The Artaria publishing house was Mozart's most significant contemporary printer, issuing 45 editions of his music between 1781 and 1791. But Mozart's contact with the firm is documented by very little hard evidence. This creates two problems. First, without knowledge of the extent of the composer's involvement, the textual value and filiation of many first editions is difficult to assess. Secondly, the significance of Mozart's publishing income is left to the realm of speculation.
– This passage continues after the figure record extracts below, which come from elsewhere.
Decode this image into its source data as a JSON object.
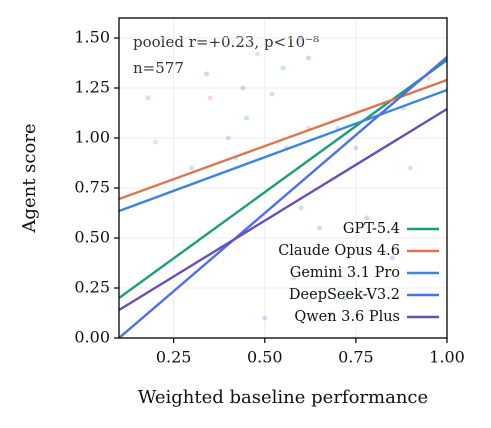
{
  "chart_data": {
    "type": "line",
    "annotation": "pooled r=+0.23, p<10⁻⁸",
    "annotation_n": "n=577",
    "x_label": "Weighted baseline performance",
    "y_label": "Agent score",
    "xlim": [
      0.1,
      1.0
    ],
    "ylim": [
      0,
      1.6
    ],
    "xticks": [
      {
        "value": 0.25,
        "label": "0.25"
      },
      {
        "value": 0.5,
        "label": "0.50"
      },
      {
        "value": 0.75,
        "label": "0.75"
      },
      {
        "value": 1.0,
        "label": "1.00"
      }
    ],
    "yticks": [
      {
        "value": 0,
        "label": "0.00"
      },
      {
        "value": 0.25,
        "label": "0.25"
      },
      {
        "value": 0.5,
        "label": "0.50"
      },
      {
        "value": 0.75,
        "label": "0.75"
      },
      {
        "value": 1.0,
        "label": "1.00"
      },
      {
        "value": 1.25,
        "label": "1.25"
      },
      {
        "value": 1.5,
        "label": "1.50"
      }
    ],
    "grid": true,
    "legend": "lower right",
    "x": [
      0.1,
      1.0
    ],
    "series": [
      {
        "name": "GPT-5.4",
        "color": "#1b9e77",
        "values": [
          0.2,
          1.39
        ],
        "scatter_x": [
          0.45,
          0.6,
          0.72,
          0.55,
          0.88,
          0.38
        ],
        "scatter_y": [
          1.1,
          0.65,
          0.2,
          1.35,
          1.15,
          0.45
        ]
      },
      {
        "name": "Claude Opus 4.6",
        "color": "#d9764f",
        "values": [
          0.695,
          1.29
        ],
        "scatter_x": [
          0.2,
          0.48,
          0.62,
          0.8,
          0.35,
          0.95
        ],
        "scatter_y": [
          0.98,
          1.42,
          1.05,
          0.1,
          1.2,
          1.3
        ]
      },
      {
        "name": "Gemini 3.1 Pro",
        "color": "#3a87e0",
        "values": [
          0.635,
          1.24
        ],
        "scatter_x": [
          0.18,
          0.42,
          0.58,
          0.7,
          0.9,
          0.52
        ],
        "scatter_y": [
          1.2,
          0.9,
          0.3,
          1.05,
          0.85,
          1.22
        ]
      },
      {
        "name": "DeepSeek-V3.2",
        "color": "#4c6ef0",
        "values": [
          0.0,
          1.405
        ],
        "scatter_x": [
          0.3,
          0.5,
          0.65,
          0.4,
          0.85,
          0.6,
          0.75
        ],
        "scatter_y": [
          0.85,
          0.1,
          0.55,
          1.0,
          0.4,
          1.5,
          0.95
        ]
      },
      {
        "name": "Qwen 3.6 Plus",
        "color": "#6a4fb5",
        "values": [
          0.14,
          1.145
        ],
        "scatter_x": [
          0.44,
          0.56,
          0.68,
          0.34,
          0.78,
          0.62
        ],
        "scatter_y": [
          1.25,
          0.95,
          0.12,
          1.32,
          0.6,
          1.4
        ]
      }
    ]
  }
}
The inventory ledgers of the Artaria firm have hitherto aroused little scholarly attention. Yet, as the only major products of the company's administration to survive from the eighteenth century, they are important archival sources for Mozart's dealings with the publisher. This dissertation evaluates four ledgers, compiled between 1784 and 1793, from a source-critical perspective. First, I define the parameters within which the ledgers were written and locate them in the context of the firm's ownership, administration and bookkeeping. This approach leads to a re-assessment of their application to bibliographical research and allows the scope of inquiry to be widened to include issues of distribution, production and finance. Mozart's contact with Artaria is discussed in the light of three new documents: a list of manuscripts recorded in Ledger 4; and entries in Ledgers 3 and 4 showing debts due to the firm in 1784 and 1787.
There are two contrasting outcomes. Although Artaria's printing capacity was limited during Mozart's lifetime, the firm stocked and exported more copies of his music in comparison to any other composer in the catalogue before 1791. Mozart, however, failed to complete important commissions, ran up substantial debts and evidently remained ambivalent towards print as a source of income and as a vehicle for transmission.